If your vintage leather bag dries out after time just with the natural elements, it may start to feel rough. It can also be a result of being artificially dried too many times. To keep your leather bag in its best condition, it is important to exchange the herbal oils which will have been washed away. A natural colored vintage leather bag may just need a drop of vegetable or rapeseed oil depending on manufacturer’s guidelines.

Other colored and polished bags will require specific leather lotion for the job. Check here and don’t make short cuts, it could permanently stain the leather. Whenever using any kind of cream or oil, try it out of sight first, just to be on the safe side.

4. For the Natural Leather Aroma

With new leather bags sometimes comes that special aroma.  It’s part of the rich experience associated with buying real leather. When the production process uses natural oils rather than chemicals the aroma can be a little overwhelming for some. If the novelty should wear off before the scent does then here are a few ideas:

  • A simple freshener such as Febreze. A quick short spray inside the bag, being careful not to soak it. Try a little at first and if after 24hrs you need more, then do it a little at a time.
  • Use baking powder. Leave an open pack of baking powder inside the bag, which will absorb a large amount of the smell. Depending on the kind of bag that you have, a light dusting inside could also go a long way.
  • Leave the bag in an open airy environment. If it’s closed then it will just keep absorbing its own smell. If you can leave it outside in fresh air, then this will help very much.
  • Odor eaters for shoes. If it can kick the smell of feet then it can certainly help the leather aroma.

5. Treating Scratches in Leather

These can be authenticating marks in natural goat leather. Typically they are light scratches on the surface, and are hallmarks that make your bag unique. This adds to the delightful appeal of distressed and vintage leather. However, if you prefer, these can sometimes be reduced just by rubbing it with your finger. Alternatively, a drop of vegetable oil, sunflower oil, baby oil or rapeseed on cotton wool rubbed over the scratch can reduce its appearance (if you really want to!)

On polished or treated leather, a scratch can look very much out of place. Products like boot polish, Vaseline, or saddle soap may treat this. When applying any kind of liquid treatment always work in the direction of the grain, otherwise you could leave it badly marked. Any kind of application can alter the appearance of leather so give it a try in an out of sight area first.

Face cream and balm can also help to remove a scratch.
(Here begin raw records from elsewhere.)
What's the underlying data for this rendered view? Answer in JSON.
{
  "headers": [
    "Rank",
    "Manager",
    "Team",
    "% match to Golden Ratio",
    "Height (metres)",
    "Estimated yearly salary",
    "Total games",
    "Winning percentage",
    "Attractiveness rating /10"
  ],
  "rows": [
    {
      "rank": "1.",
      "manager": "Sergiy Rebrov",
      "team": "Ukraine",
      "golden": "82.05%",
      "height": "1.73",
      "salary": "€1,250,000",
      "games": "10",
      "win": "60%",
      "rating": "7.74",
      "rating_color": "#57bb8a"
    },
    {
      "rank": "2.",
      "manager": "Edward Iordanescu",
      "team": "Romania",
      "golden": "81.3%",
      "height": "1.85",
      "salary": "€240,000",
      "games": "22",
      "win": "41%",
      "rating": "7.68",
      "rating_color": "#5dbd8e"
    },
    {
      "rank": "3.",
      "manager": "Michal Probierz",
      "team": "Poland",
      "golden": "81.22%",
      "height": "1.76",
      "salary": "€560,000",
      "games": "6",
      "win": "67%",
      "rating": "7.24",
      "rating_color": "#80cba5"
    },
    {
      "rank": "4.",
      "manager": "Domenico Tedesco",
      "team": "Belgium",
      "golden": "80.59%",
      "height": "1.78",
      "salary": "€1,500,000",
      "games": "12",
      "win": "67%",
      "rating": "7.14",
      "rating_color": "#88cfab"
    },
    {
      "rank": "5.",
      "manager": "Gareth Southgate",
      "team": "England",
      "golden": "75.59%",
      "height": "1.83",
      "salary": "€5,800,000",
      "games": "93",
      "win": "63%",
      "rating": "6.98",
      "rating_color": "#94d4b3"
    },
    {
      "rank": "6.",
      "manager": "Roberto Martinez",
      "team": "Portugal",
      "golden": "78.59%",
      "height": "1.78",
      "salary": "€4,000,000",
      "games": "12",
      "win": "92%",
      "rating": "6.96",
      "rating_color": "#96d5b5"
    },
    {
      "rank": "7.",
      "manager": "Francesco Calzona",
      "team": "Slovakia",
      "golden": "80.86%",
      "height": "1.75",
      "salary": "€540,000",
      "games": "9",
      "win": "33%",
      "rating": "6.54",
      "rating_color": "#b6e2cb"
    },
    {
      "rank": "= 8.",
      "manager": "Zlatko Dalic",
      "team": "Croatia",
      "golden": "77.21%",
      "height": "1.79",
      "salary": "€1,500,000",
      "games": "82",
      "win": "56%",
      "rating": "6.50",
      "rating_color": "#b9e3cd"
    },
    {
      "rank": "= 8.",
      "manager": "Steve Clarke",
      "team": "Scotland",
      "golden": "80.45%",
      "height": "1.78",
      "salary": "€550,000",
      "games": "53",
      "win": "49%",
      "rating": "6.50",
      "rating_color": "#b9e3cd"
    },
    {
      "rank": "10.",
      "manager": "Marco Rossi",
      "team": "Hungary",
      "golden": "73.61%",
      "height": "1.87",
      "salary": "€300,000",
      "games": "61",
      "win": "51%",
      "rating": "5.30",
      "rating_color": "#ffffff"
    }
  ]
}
Usually it’s just a case of blending the scratch in with the rest of the leather. Check coloring when using any kind of cream, by trying it out in a hidden area.

6. General Tips

  • Dye from dark clothing can rub off on light colored leather and be very difficult to remove. Careful with the colors!
  • If you have just applied hand cream then let it dry before picking up your leather handbag, otherwise the grease can stain it.
  • Keep you handbag stuffed if you are not going to use it for a while.
  • Try to keep your leather bag free of dust, if it came with a protective cotton bag then use it!  If not, you could try a pillow case.